From September 14-22, 1911, El Primer Congreso Mexicanista or also known as the First Mexicanist Congress, met in Laredo, Texas to address social, economic, and educational issues affecting Mexicans and Mexican-Americans. This political convention aimed to express discontent and formulate solutions to labor exploitation, segregation, economic disparities and lynchings perpetrated by Anglo Texans against Mexicans and Mexican Americans. The founding of the First Mexicanist Congress was galvanized by publications in Laredo’s Spanish language newspaper, La Crónica—administered by the Idar family, who exposed oppressive social conditions among Mexicans and Mexican Americans in South Texas and organized the convention.

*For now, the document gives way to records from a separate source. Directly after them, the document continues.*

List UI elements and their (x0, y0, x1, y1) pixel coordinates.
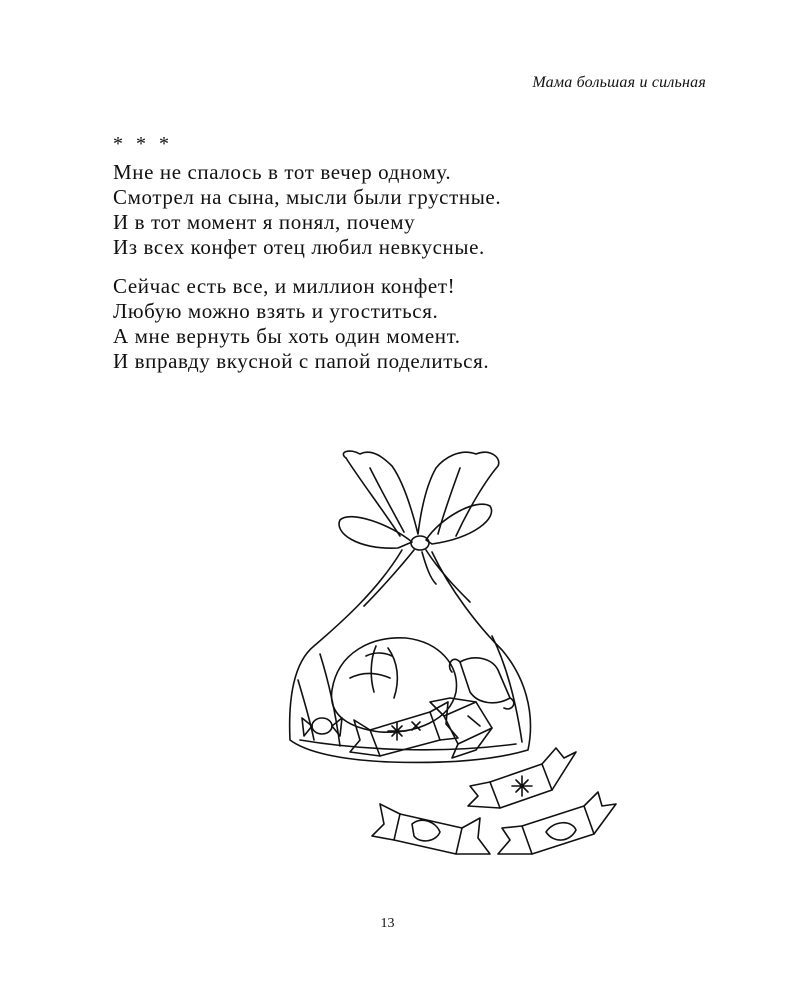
wrapped-candy-icon (498, 792, 616, 854)
stanza-1 (113, 160, 713, 260)
poem-line: Из всех конфет отец любил невкусные. (113, 235, 485, 259)
poem (113, 132, 713, 374)
poem-line: Любую можно взять и угоститься. (113, 299, 439, 323)
poem-line: И в тот момент я понял, почему (113, 210, 416, 234)
stanza-2 (113, 274, 713, 374)
running-header: Мама большая и сильная (532, 74, 706, 91)
wrapped-candy-icon (372, 804, 490, 854)
page-number: 13 (380, 916, 395, 931)
candy-bag-with-wrapped-candies-icon (280, 440, 640, 870)
poem-line: А мне вернуть бы хоть один момент. (113, 324, 461, 348)
section-divider: * * * (113, 133, 173, 155)
candy-bag-illustration (280, 440, 640, 870)
bag-top-icon (343, 451, 498, 536)
poem-line: И вправду вкусной с папой поделиться. (113, 349, 490, 373)
round-candy-icon (332, 638, 457, 732)
poem-line: Смотрел на сына, мысли были грустные. (113, 185, 502, 209)
poem-line: Мне не спалось в тот вечер одному. (113, 160, 452, 184)
wrapped-candy-icon (468, 748, 576, 808)
bow-icon (339, 504, 492, 606)
poem-line: Сейчас есть все, и миллион конфет! (113, 274, 456, 298)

Women's rights were among the critical issues presented during the First Mexicanist Congress, where women participated as organizers or speakers. One outcome of the convention was the establishment of the League of Mexican Women in October 1911. Jovita Idar—a renowned community activist, journalist, and daughter of La Crónica’s owners—served as the league’s first president with a goal to secure education for poor Texan Mexican-American children.
Ultimately, the convention was attended by hundreds of Mexican representatives, journalists, community activists, and citizens from Mexico and across Texas, forming the largest Mexican-American civil rights forum during that period.
Nicasio Idar takes ownership of the Spanish-language newspaper La Crónica and the Mexican Revolution begins. Unprecedented levels of migration from Mexico into the United States follow.
|November 4, 1910
|A group of locals in Rocksprings Texas lynch Antonio Rodriguez, provoking retaliation and media coverage in the U.S-Mexico border.
|September 14-22, 1911
|El Primer Congreso Mexicanista, also known as the First Mexicanist Congress, meets in Laredo, Texas to address social, economic, and educational issues affecting Mexicans and Mexican-Americans.
|Jovita Idár creates La Liga Femenil Mexicanita or the League of Mexican and serves as its first president.